Boh Limeng tidak membuka jasa kehangatan untuk konsumen lebih luas. Ia merasa cukup dengan hanya memiliki satu orang pria bonafit. Karena hanya dengan satu pria saja, segala kebutuhannya terpenuhi.
Sesekali ia mengingat dosa. Tapi setiap kali si pria hidung belang mengajak kencan, dia tak kuasa menolak. Karena selalu ada hadiah ikutan tiap kali mereka bercocok tanam.
Dia tidak mau berpikir terlalu jauh. Bilakah kelak hubungan mereka terkuak,bagaimana dengan nama baik dia, ayah dan ibunya. Boh Limeng tidak mau menghabiskan energi terlalu besar untuk memikirkan dampak di masa depan.

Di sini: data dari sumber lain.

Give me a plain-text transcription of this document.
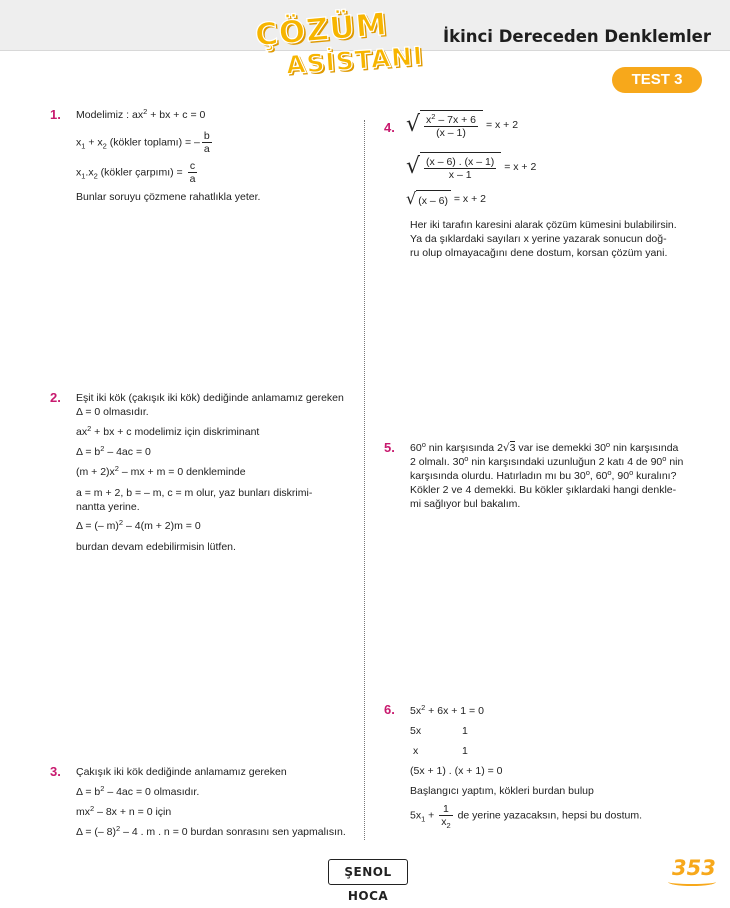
ÇÖZÜM
ASİSTANI
İkinci Dereceden Denklemler
TEST 3
1. Modelimiz : $ax^2$ + bx + c = 0
$x_1 + x_2$ (kökler toplamı) = – $\frac{b}{a}$
$x_1.x_2$ (kökler çarpımı) = $\frac{c}{a}$
Bunlar soruyu çözmene rahatlıkla yeter.
2. Eşit iki kök (çakışık iki kök) dediğinde anlamamız gereken
Δ = 0 olmasıdır.
$ax^2$ + bx + c modelimiz için diskriminant
$\Delta = b^2 - 4ac = 0$
$(m + 2)x^2$ – mx + m = 0 denkleminde
a = m + 2, b = – m, c = m olur, yaz bunları diskrimi-
nantta yerine.
Δ = (– m)$^2$ – 4(m + 2)m = 0
burdan devam edebilirmisin lütfen.
3. Çakışık iki kök dediğinde anlamamız gereken
$\Delta = b^2 - 4ac = 0$ olmasıdır.
$mx^2 - 8x + n = 0$ için
Δ = (– 8)$^2$ – 4 . m . n = 0 burdan sonrasını sen yapmalısın.
4. √ $\frac{x^2 - 7x + 6}{(x - 1)} = x + 2$
√ $\frac{(x - 6) . (x - 1)}{x - 1} = x + 2$
√ (x – 6) = x + 2
Her iki tarafın karesini alarak çözüm kümesini bulabilirsin.
Ya da şıklardaki sayıları x yerine yazarak sonucun doğ-
ru olup olmayacağını dene dostum, korsan çözüm yani.
5. 60$^o$ nin karşısında 2√3 var ise demekki 30$^o$ nin karşısında
2 olmalı. 30$^o$ nin karşısındaki uzunluğun 2 katı 4 de 90$^o$ nin
karşısında olurdu. Hatırladın mı bu 30$^o$, 60$^o$, 90$^o$ kuralını?
Kökler 2 ve 4 demekki. Bu kökler şıklardaki hangi denkle-
mi sağlıyor bul bakalım.
6. $5x^2 + 6x + 1 = 0$
5x	1
x	1
(5x + 1) . (x + 1) = 0
Başlangıcı yaptım, kökleri burdan bulup
$5x_1 + \frac{1}{x_2}$ de yerine yazacaksın, hepsi bu dostum.
ŞENOL HOCA
353
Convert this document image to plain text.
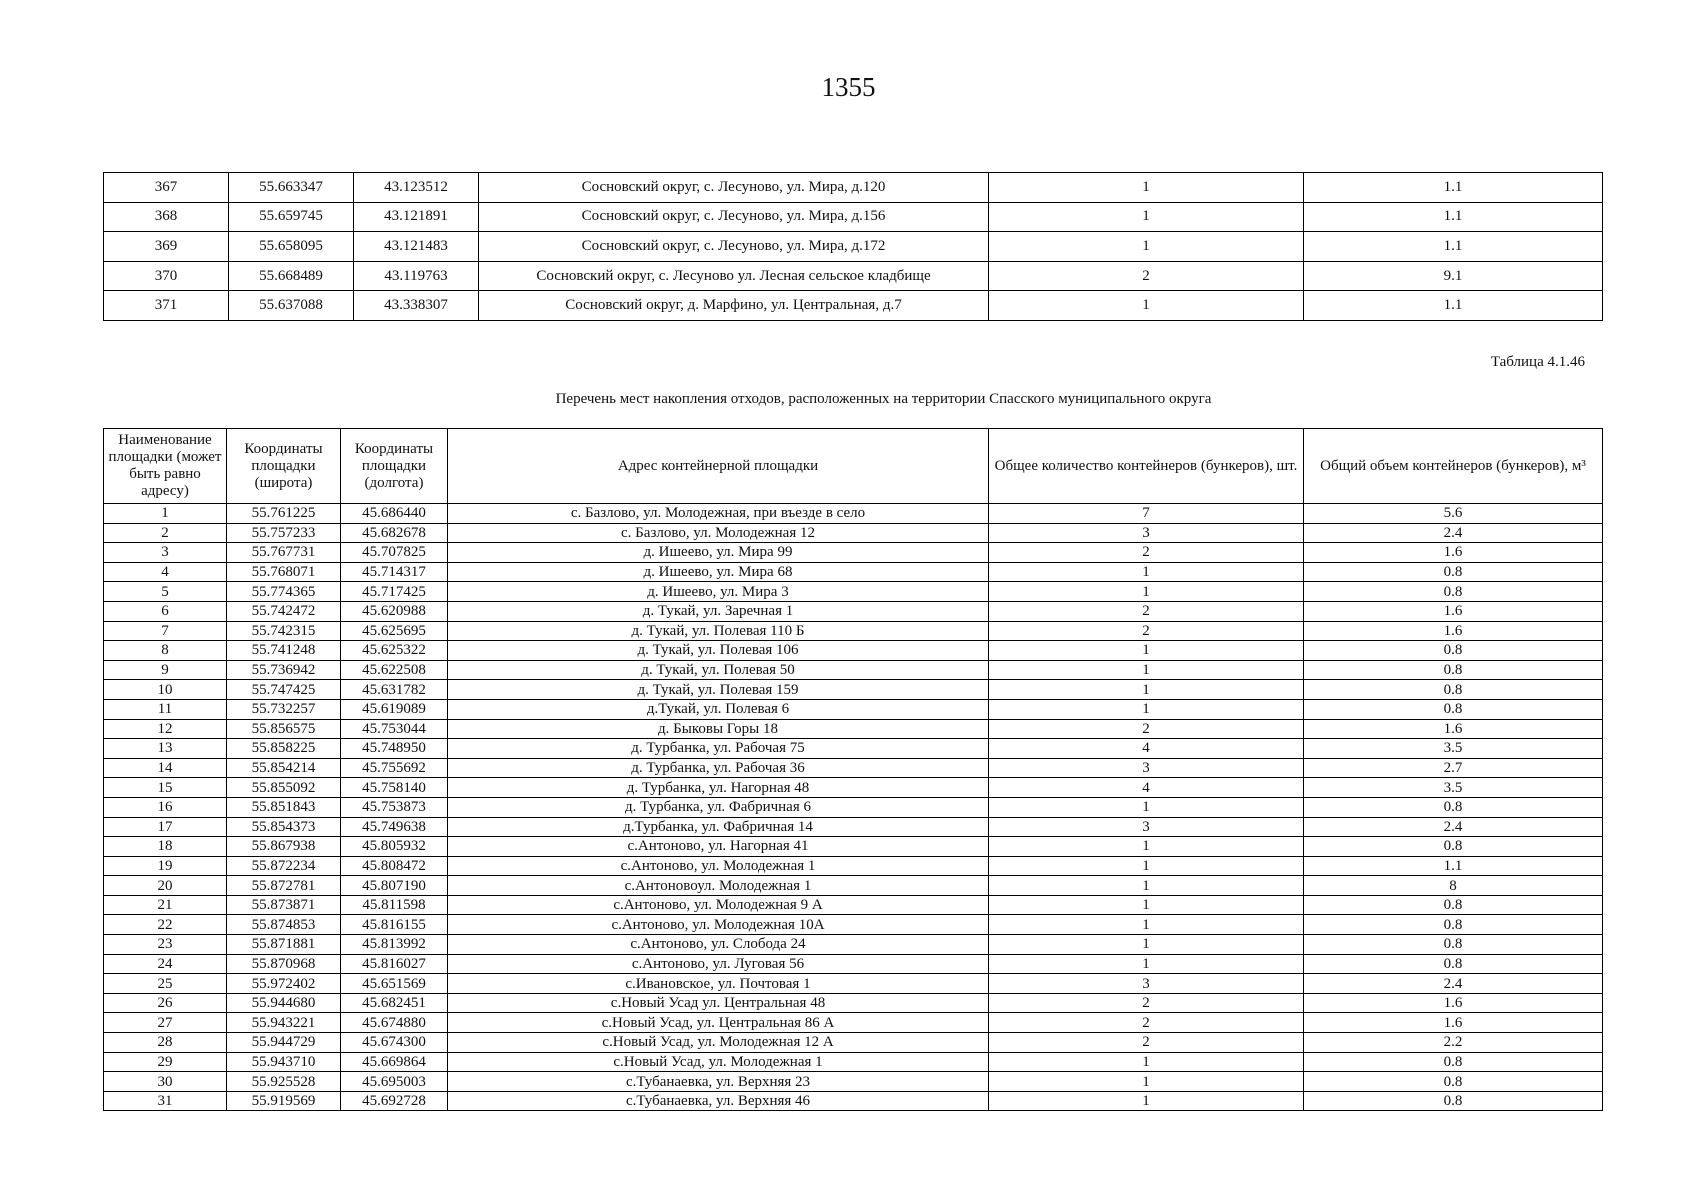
1355
367	55.663347	43.123512	Сосновский округ, с. Лесуново, ул. Мира, д.120	1	1.1
368	55.659745	43.121891	Сосновский округ, с. Лесуново, ул. Мира, д.156	1	1.1
369	55.658095	43.121483	Сосновский округ, с. Лесуново, ул. Мира, д.172	1	1.1
370	55.668489	43.119763	Сосновский округ, с. Лесуново ул. Лесная сельское кладбище	2	9.1
371	55.637088	43.338307	Сосновский округ, д. Марфино, ул. Центральная, д.7	1	1.1
Таблица 4.1.46
Перечень мест накопления отходов, расположенных на территории Спасского муниципального округа
Наименование площадки (может быть равно адресу)	Координаты площадки (широта)	Координаты площадки (долгота)	Адрес контейнерной площадки	Общее количество контейнеров (бункеров), шт.	Общий объем контейнеров (бункеров), м³
1	55.761225	45.686440	с. Базлово, ул. Молодежная, при въезде в село	7	5.6
2	55.757233	45.682678	с. Базлово, ул. Молодежная 12	3	2.4
3	55.767731	45.707825	д. Ишеево, ул. Мира 99	2	1.6
4	55.768071	45.714317	д. Ишеево, ул. Мира 68	1	0.8
5	55.774365	45.717425	д. Ишеево, ул. Мира 3	1	0.8
6	55.742472	45.620988	д. Тукай, ул. Заречная 1	2	1.6
7	55.742315	45.625695	д. Тукай, ул. Полевая 110 Б	2	1.6
8	55.741248	45.625322	д. Тукай, ул. Полевая 106	1	0.8
9	55.736942	45.622508	д. Тукай, ул. Полевая 50	1	0.8
10	55.747425	45.631782	д. Тукай, ул. Полевая 159	1	0.8
11	55.732257	45.619089	д.Тукай, ул. Полевая 6	1	0.8
12	55.856575	45.753044	д. Быковы Горы 18	2	1.6
13	55.858225	45.748950	д. Турбанка, ул. Рабочая 75	4	3.5
14	55.854214	45.755692	д. Турбанка, ул. Рабочая 36	3	2.7
15	55.855092	45.758140	д. Турбанка, ул. Нагорная 48	4	3.5
16	55.851843	45.753873	д. Турбанка, ул. Фабричная 6	1	0.8
17	55.854373	45.749638	д.Турбанка, ул. Фабричная 14	3	2.4
18	55.867938	45.805932	с.Антоново, ул. Нагорная 41	1	0.8
19	55.872234	45.808472	с.Антоново, ул. Молодежная 1	1	1.1
20	55.872781	45.807190	с.Антоновоул. Молодежная 1	1	8
21	55.873871	45.811598	с.Антоново, ул. Молодежная 9 А	1	0.8
22	55.874853	45.816155	с.Антоново, ул. Молодежная 10А	1	0.8
23	55.871881	45.813992	с.Антоново, ул. Слобода 24	1	0.8
24	55.870968	45.816027	с.Антоново, ул. Луговая 56	1	0.8
25	55.972402	45.651569	с.Ивановское, ул. Почтовая 1	3	2.4
26	55.944680	45.682451	с.Новый Усад ул. Центральная 48	2	1.6
27	55.943221	45.674880	с.Новый Усад, ул. Центральная 86 А	2	1.6
28	55.944729	45.674300	с.Новый Усад, ул. Молодежная 12 А	2	2.2
29	55.943710	45.669864	с.Новый Усад, ул. Молодежная 1	1	0.8
30	55.925528	45.695003	с.Тубанаевка, ул. Верхняя 23	1	0.8
31	55.919569	45.692728	с.Тубанаевка, ул. Верхняя 46	1	0.8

Baginya hidup yang ia jalani adalah pilihan. Bila kelak terbongkar, maka itu risiko yang harus dihadapi.
Boh Limeng tidak mau disebut pelacur. Karena menurutnya ia tidak melacurkan diri. Dia hanya menginvestasikan apa yang ia miliki untuk satu orang pria yang dapat memenuhi segenap yang ia impikan. Dia hanya mau disebut sebagai simpanan. Karena menurutnya, kalau pelacur sistemnya bayar putus. Sekali transaksi sekali bayar. Sedangkan dia tidak melakukan transaksi. Ia melayani pria paruh baya itu, karena si pria memenuhi segenap keinginannya.
Dalam menjalani hubungan gelapnya, ia belum pernah hamil. Boh Limeng dan sang abang selalu menggunakan alat kontrasepsi setiap kali berhubungan.
Perempuan muda itu tak tahu kapan akan mengakhiri semuanya. Ia tidak tahu harus berhenti di tikungan yang mana. Ia tidak cinta kepada lelaki yang telah menidurinya berkali-kali—ia tak dapat mengingat jumlah “internal meeting” antara mereka—tapi ia membutuhkan lelaki itu. karena sang abanglah yang dapat memenuhi segenap fantasinya tentang penampilan duniawi.
Bagaimana ia menjelaskan tentang perubahan keuangannya kepada ayah dan ibunya di rumah? Dia mengatakan telah memiliki bisnis di internet. Orang tuanya tidak banyak tanya. Mereka hanya mengangguk-angguk, karena tidak memahami dunia internet. Setiap ditanya oleh orang kampung dia kerja apa sembari kuliah, dia hanya menjawab bisnis online.
Catatan redaksi: Kisah ini diceritakan oleh teman si Boh Limeng, sebagai bagian dari liputan tentang Perempuan Muda di Bisnis Esek-esek di Serambi Mekkah.